E-commerce company, Jumia Technologies on Monday, November 18 shut down its operations in Cameroon without notice just as it did in Gabon and Congo Republic; sparking fears and anxiety on the state of its health in other African countries.
Rebecca Enonchong, a Cameroonian-based tech entrepreneur, disclosed that the development is emblematic of Jumia; which she described as a badly-run business which is only in Africa to rip off Africans.
‘Beyond #JumiaIsNotAfrican, Jumia is simply a badly run business that is incapable of understanding its market, refuses to act as a good corporate citizen and thinks Africans are simply a commodity, a means to an end. No business with that attitude can succeed in the long term,’ Enonchong disclosed.
Likewise, an ex-employee of Jumia affirmed that the company is not much different from a Ponzi scheme. The former staff, who pleaded anonymity, noted that most ex-Jumia staff are not surprised at the development in Cameroon, even as he noted that it could happen even in Nigeria.
‘Jumia is run like a Ponzi scheme. Some of us were poached from rival companies with mouth-watering salary offers and laid off after six months. It is a standard Jumia practice to destabilize its competitors. What happened in Cameroon can happen anywhere, even in Nigeria. When it does, you cannot hold anyone there to account. The owners of the business are foreigners. Right from the period, it went public, I knew it was just a matter of time before the fraud that is Jumia would be uncovered.’
Meanwhile, Jumia revealed in a statement that its e-commerce platform activities in Cameroon were not suitable for the African state.
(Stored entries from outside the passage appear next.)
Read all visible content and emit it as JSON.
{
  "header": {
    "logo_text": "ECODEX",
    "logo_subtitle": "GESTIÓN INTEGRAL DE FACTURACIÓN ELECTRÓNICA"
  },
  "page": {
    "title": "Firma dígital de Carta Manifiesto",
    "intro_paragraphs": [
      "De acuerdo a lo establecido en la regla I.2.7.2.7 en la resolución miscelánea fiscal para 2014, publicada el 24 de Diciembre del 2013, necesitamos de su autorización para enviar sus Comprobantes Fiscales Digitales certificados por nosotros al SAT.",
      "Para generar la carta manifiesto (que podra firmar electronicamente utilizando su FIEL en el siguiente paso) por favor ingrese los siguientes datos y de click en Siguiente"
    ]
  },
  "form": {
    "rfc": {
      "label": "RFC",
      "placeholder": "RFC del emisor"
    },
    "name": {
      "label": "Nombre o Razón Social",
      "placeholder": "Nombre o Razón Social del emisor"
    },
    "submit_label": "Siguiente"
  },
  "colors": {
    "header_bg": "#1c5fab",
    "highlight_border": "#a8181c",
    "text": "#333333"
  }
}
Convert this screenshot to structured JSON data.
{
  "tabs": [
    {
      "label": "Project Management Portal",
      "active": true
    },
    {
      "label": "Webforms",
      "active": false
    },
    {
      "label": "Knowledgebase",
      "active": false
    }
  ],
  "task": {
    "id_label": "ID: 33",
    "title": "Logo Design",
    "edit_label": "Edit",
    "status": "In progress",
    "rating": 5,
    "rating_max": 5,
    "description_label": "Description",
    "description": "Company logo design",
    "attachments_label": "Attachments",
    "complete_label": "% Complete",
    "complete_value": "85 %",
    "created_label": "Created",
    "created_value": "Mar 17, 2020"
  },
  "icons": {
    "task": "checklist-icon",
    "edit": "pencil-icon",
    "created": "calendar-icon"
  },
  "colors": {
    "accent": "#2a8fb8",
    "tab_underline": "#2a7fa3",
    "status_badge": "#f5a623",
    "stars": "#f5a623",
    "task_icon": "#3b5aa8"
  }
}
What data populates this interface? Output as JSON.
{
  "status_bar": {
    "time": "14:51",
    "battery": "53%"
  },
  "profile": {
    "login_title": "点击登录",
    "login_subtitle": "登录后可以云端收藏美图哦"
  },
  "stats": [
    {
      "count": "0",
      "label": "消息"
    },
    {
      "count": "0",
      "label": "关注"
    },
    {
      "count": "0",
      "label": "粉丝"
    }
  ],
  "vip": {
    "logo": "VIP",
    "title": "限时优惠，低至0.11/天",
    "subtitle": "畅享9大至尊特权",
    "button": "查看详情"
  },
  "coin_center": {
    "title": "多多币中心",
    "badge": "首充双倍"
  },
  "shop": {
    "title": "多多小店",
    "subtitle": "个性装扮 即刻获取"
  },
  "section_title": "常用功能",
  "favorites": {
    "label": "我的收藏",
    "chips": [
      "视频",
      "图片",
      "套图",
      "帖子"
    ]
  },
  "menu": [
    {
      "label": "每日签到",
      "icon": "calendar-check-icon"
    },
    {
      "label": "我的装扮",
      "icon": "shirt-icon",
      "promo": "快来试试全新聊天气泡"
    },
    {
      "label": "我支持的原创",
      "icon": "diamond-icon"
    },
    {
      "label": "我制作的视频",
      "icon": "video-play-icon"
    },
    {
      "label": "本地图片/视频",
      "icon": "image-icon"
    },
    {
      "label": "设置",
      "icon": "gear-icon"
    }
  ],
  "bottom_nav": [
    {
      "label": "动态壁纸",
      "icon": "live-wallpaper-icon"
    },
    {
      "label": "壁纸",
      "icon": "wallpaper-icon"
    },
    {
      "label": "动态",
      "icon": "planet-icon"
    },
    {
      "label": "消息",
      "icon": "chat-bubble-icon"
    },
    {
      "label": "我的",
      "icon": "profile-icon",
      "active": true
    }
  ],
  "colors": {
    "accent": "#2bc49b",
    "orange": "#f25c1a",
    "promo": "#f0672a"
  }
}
“We came to the conclusion that our transactional portal as it is run today is not suitable to the current context in Cameroon,” Jumia said in a statement to announce that its e-commerce operations in that country had been suspended.
However, the company said it would continue supporting buyers and vendors in Cameroon using its classified portal Jumia Deals.
The shut-down of its Cameroon operations makes it the third African country in which Jumia has folded up operations. It had earlier closed shop in Gabon and Congo Republic.
Meanwhile, a source at the company in Cameroon told Reuters that Jumia had chosen to prioritize growth over profitability; a move that had back-fired.
“We wanted to see how the business evolved. We can come back, but for now we’re closing to have time to study the market,” the source; who chose to remain anonymous, disclosed to Reuters.